Friday morning in Hangzhou. DeepSeek pushed V4 to its API and open-sourced the weights. By lunchtime in San Francisco, every AI engineer with a benchmark suite was stress-testing the numbers.

They held up.

V4-Pro is a 1.6 trillion parameter Mixture-of-Experts model with 49 billion parameters activated per forward pass. The smaller sibling, V4-Flash, ships at 284 billion total with 13 billion active. Both come with a one-million-token context window. Both are free to download, modify, and self-host.
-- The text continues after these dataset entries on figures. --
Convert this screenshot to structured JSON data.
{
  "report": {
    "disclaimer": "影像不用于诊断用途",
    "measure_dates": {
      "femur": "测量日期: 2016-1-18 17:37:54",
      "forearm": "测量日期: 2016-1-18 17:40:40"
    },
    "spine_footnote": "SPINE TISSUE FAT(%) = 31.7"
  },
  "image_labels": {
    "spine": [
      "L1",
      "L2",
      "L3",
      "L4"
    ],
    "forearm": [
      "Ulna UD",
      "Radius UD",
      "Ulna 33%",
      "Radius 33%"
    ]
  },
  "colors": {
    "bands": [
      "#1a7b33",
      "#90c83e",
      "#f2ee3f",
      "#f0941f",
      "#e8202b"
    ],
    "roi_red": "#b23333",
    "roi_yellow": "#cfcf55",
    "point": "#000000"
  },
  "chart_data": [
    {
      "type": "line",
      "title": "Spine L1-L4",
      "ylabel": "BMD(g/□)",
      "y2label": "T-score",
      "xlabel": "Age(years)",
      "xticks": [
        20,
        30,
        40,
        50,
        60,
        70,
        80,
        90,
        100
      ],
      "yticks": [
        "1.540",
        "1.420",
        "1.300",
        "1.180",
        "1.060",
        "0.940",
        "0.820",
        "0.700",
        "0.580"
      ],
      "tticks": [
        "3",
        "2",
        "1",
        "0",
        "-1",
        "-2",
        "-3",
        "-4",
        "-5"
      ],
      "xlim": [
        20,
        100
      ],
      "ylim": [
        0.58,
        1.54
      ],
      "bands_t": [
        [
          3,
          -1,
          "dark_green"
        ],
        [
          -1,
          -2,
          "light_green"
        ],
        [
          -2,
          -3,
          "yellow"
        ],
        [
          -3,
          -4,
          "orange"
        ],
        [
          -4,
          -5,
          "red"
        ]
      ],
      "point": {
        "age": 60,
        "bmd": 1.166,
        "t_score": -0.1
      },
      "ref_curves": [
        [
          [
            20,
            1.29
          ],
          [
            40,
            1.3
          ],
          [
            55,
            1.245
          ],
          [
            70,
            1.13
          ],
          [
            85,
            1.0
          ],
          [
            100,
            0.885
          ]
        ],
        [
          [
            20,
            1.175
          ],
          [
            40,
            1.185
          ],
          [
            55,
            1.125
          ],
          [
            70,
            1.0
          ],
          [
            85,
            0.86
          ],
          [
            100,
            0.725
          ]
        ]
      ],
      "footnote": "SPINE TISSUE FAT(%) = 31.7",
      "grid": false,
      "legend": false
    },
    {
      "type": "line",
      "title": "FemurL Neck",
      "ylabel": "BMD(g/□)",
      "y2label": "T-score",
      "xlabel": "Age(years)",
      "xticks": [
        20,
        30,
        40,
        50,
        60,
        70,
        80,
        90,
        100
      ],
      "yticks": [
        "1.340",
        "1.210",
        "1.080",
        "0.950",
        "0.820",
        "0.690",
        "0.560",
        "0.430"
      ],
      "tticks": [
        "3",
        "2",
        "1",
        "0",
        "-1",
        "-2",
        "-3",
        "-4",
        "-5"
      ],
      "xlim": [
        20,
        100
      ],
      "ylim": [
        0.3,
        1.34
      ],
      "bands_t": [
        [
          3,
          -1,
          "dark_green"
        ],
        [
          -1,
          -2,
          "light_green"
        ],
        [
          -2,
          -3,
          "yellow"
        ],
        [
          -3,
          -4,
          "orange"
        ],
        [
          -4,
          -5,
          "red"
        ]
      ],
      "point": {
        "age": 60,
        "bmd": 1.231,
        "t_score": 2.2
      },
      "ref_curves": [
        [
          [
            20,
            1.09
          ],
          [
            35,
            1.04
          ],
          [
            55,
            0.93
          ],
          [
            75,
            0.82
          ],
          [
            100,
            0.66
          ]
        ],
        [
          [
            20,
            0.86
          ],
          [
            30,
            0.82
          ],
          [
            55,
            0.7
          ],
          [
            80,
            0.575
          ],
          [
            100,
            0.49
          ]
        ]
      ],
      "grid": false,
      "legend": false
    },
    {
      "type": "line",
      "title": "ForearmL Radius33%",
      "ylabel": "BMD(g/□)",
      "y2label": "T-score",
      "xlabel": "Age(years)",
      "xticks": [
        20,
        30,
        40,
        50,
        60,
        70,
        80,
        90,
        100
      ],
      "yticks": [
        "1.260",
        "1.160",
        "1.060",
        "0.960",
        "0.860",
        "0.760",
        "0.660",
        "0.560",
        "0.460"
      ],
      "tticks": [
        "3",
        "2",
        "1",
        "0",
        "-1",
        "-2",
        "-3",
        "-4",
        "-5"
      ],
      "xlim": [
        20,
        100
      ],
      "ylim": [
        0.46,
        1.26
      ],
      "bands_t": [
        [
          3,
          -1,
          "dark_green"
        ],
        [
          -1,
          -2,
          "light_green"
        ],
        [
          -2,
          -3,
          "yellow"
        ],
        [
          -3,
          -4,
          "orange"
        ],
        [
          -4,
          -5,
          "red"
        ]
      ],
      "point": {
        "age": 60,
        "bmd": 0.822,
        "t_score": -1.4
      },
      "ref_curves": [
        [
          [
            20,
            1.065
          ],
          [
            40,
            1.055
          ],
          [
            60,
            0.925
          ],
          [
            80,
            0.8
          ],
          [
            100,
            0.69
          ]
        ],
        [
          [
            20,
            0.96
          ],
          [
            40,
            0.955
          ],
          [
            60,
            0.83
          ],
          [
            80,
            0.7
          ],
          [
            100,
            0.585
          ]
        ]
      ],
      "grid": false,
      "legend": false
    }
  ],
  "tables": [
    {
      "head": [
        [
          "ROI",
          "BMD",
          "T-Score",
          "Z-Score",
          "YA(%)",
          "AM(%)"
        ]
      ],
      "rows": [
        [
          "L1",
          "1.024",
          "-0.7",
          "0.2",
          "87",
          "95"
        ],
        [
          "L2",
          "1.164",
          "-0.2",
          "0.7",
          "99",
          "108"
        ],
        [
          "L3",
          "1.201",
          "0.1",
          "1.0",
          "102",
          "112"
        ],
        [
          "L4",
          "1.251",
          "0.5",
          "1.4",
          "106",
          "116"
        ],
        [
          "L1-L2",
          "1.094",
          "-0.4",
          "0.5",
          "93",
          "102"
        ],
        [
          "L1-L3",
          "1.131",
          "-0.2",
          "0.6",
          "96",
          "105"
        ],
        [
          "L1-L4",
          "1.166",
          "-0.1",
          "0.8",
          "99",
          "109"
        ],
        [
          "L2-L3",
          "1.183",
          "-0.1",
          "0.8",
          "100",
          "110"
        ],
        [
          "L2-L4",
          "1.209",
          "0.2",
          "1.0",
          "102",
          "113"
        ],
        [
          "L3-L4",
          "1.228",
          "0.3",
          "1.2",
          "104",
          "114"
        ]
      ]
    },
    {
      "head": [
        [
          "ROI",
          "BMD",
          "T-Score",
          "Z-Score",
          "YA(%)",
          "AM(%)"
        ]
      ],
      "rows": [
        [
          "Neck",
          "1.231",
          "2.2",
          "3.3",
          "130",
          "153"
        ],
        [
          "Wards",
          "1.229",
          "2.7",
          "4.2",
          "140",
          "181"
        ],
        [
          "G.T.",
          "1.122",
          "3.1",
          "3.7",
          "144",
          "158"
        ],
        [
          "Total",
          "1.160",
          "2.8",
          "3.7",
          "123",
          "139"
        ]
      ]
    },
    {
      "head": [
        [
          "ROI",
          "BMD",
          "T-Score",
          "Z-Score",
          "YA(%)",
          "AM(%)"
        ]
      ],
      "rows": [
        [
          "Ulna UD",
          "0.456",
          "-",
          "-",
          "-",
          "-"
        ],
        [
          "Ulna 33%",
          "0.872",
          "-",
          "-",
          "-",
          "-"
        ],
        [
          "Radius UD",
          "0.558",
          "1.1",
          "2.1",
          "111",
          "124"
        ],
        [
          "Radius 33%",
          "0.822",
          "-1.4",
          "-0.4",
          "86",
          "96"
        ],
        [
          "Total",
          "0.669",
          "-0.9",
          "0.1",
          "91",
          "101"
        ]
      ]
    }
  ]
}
On SWE-bench Verified — the coding benchmark that actually simulates real engineering work — V4-Pro scored 80.6%. Claude Opus 4.6 scored 80.8%. That is a 0.2-point gap. A rounding error.

On MMLU, V4-Pro hit 88.4%. On the new Humanities-X reasoning test, 92.1%. Numbers that drop V4 squarely into the conversation with GPT-5 and Claude Opus 4.6 — except those models cost roughly $25 per million output tokens. V4-Pro charges $3.48. That's a seven times price gap at near-identical coding performance.

Open source. You can run the weights on your own hardware. No rate limits. No terms of service that change every quarter.

Every American lab spent the last twelve months telling the world that compute is the moat. That the $500 billion data center buildout is the wall protecting frontier labs from fast followers. DeepSeek just shipped a model that matches their best on coding, reasoning, and world knowledge — at a price that doesn't require a hyperscaler to subsidize it.

The moat didn't hold. Or it held for fourteen months.

My Opinion

Here's what bugs me. The American AI story through 2025 was that scale equals advantage, and that advantage compounds. The story in 2026 is shaping up very differently. A Chinese lab with a fraction of the training budget just matched Claude Opus on SWE-bench within a rounding error — and then gave the weights away so anyone with an H100 cluster can run it.

I think Anthropic and OpenAI will be fine for now. They have distribution, enterprise contracts, safety reputations, and brand trust that DeepSeek cannot buy in six months. But the margin math just got ugly. If you are a CTO picking a coding model today, "7x cheaper at 99.75% the performance, self-hostable, no vendor lock-in" is not a hard pitch. A lot of seat licenses are going to migrate between now and the end of the year.

The deeper point — the one the American AI press keeps dancing around — is that open-source frontier models are no longer a year behind. They are a rounding error behind on the benchmarks that matter, at a fraction of the cost. The question for closed labs isn't whether they can stay on top. It's whether staying on top is even worth what it costs anymore. Frontier labs used to compete with each other. Now they're competing with free.